Le mystère de cette disparition commençait
à se déchirer. Il y avait probablement là-dessous
un crime commis sans doute, la nuit, sans témoins... une agonie
aux râles entendus de Dieu seul... une fosse à l’écart,
sous quelque arbre. Nous essayions toutefois d’éloigner
de nous ces sinistres pressentiments, lorsque nous reçûmes,
de Vermillonville, la lettre suivante ; nous l’ouvrîmes
en frissonnant, car elle était timbrée de noir.
“Mon cher compatriote,
“Mon frère est mort... mon Eugène...
Il a été rejoindre notre mère... oh ! comme Jeanne-Marie
Sellier, sa seconde mère, va pleurer !
“Pauvre Eugène ! lui qui ne voulait arriver à la
fortune que pour faire une douce vieillesse à cette pauvre
et noble femme !...
“Voici les notes que j’ai recueillies...
Devant une pareille tombe, je ne sais, en vérité, si
j’aurai le courage de les retrouver dans les limbes de ma mémoire.
“La dernière fois qu’on l’a vu, c’est
au Pont-Braux. Il arriva, un soir d’orage, les habits tout souillés
de boue, les cheveux, ses beaux cheveux noirs qu’il soignait
tant ! collés sur ses tempes par la pluie. Il paraissait d’une
tristesse profonde.
“Ce soir-là, comme cela lui arrivait souvent, il chercha
l’oubli dans des libations copieuses. on l’entendit murmurer
plusieurs fois un nom de femme... sans doute celui qui lui brûlait
le cœur... celui qui lui avait inspiré les fragments de poésie
que je vous ai cités.
“Vers les dix heures du soir, il se
leva en chancelant et demanda le chemin qui, conduit du Pont-Braux
à la Prairie-Marronne. On m’a dit qu’il y a là
une maison mal famée où les chevaliers errants de la
bohème attakapienne se donnent couvent rendez-vous.
“On le vit monter à cheval, après avoir assujetti,
avec des courroies, sa boîte de bijoux à la selle, et
prendre ensuite le chemin de cette maison maudite.
“Pauvre Eugène !... Depuis, on ne l’avait plus revu !
“Les habitants du Pont-Braux ne s’étaient
pas émus de cette disparition, pensant sans doute que mon frère
avait continué sa route vers le chef-lieu de la paroisse, et
de là vers St-Landry. Ils se sont émus en voyant mes
larmes ; il y a décidément parmi eux de nobles cœurs.
“Aidé par eux, j’ai battu la cyprière, forêt
immense, entrecoupée de flaques d’eau, de ravins, de
bois morts, qui semblaient vouloir défier toutes nos recherches.
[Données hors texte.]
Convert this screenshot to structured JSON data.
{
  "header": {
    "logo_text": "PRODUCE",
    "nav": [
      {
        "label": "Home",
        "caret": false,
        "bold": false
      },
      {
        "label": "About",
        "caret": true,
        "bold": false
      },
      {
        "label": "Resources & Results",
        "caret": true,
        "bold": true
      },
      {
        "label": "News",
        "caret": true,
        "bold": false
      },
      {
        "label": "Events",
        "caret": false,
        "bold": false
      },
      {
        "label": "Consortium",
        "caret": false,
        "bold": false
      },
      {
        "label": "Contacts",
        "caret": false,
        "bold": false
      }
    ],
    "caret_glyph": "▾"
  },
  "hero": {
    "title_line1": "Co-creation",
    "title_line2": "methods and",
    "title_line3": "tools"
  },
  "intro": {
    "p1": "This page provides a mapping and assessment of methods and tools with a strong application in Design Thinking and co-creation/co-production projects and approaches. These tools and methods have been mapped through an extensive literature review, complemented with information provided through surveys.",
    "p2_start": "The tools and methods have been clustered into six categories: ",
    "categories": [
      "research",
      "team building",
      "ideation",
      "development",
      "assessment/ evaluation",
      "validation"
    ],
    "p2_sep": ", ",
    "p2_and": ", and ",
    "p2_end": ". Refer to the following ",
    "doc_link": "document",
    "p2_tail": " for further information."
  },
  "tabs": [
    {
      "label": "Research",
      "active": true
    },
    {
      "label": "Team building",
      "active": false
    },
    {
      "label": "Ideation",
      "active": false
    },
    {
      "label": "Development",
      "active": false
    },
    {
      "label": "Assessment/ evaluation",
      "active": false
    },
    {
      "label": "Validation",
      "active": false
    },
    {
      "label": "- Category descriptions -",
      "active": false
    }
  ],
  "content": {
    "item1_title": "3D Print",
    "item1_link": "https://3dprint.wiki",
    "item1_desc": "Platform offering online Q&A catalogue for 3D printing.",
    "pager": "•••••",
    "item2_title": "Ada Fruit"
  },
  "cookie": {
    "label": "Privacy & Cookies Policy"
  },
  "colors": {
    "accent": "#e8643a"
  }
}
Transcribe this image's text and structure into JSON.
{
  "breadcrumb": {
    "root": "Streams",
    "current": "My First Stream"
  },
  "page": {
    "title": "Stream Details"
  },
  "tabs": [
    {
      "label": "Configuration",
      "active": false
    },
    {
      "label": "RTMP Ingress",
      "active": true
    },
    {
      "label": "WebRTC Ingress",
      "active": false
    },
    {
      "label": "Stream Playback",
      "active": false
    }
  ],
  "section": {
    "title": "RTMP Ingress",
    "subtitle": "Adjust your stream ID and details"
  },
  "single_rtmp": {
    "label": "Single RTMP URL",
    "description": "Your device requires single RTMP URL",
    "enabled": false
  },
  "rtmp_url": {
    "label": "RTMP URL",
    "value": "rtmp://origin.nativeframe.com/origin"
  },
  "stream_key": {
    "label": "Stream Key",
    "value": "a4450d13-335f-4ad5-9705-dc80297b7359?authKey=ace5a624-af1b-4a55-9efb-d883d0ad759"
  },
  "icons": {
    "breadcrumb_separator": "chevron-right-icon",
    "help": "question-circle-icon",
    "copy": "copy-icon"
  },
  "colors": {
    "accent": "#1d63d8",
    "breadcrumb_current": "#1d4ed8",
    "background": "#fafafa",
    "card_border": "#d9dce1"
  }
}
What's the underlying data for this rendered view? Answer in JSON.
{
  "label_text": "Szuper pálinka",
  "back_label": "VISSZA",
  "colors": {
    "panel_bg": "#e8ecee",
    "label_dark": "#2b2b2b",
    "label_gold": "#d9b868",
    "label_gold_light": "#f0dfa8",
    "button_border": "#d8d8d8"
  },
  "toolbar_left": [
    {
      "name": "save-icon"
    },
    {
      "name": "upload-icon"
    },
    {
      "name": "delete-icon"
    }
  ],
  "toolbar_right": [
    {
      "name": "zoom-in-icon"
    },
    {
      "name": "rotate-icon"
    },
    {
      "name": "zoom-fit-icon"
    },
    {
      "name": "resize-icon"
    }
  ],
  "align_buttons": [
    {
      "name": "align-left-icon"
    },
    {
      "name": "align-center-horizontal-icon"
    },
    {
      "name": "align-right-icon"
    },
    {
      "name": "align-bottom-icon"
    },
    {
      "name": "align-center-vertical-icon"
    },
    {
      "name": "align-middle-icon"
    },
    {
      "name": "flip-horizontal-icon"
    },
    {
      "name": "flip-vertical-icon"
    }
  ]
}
Dieu nous guidait, sans doute, car, après deux jours de courses
à travers bois, nous avons trouvé, sur les bords d’un
marais... Ah ! mon ami, quel horrible spectacle !... nous avons trouvé...
des ossements humains dispersés dans tous les sens... sans
doute par la dent des bêtes fauves... et plus loin un crâne
qui semblait ricaner... et nous regarder avec yeux vides...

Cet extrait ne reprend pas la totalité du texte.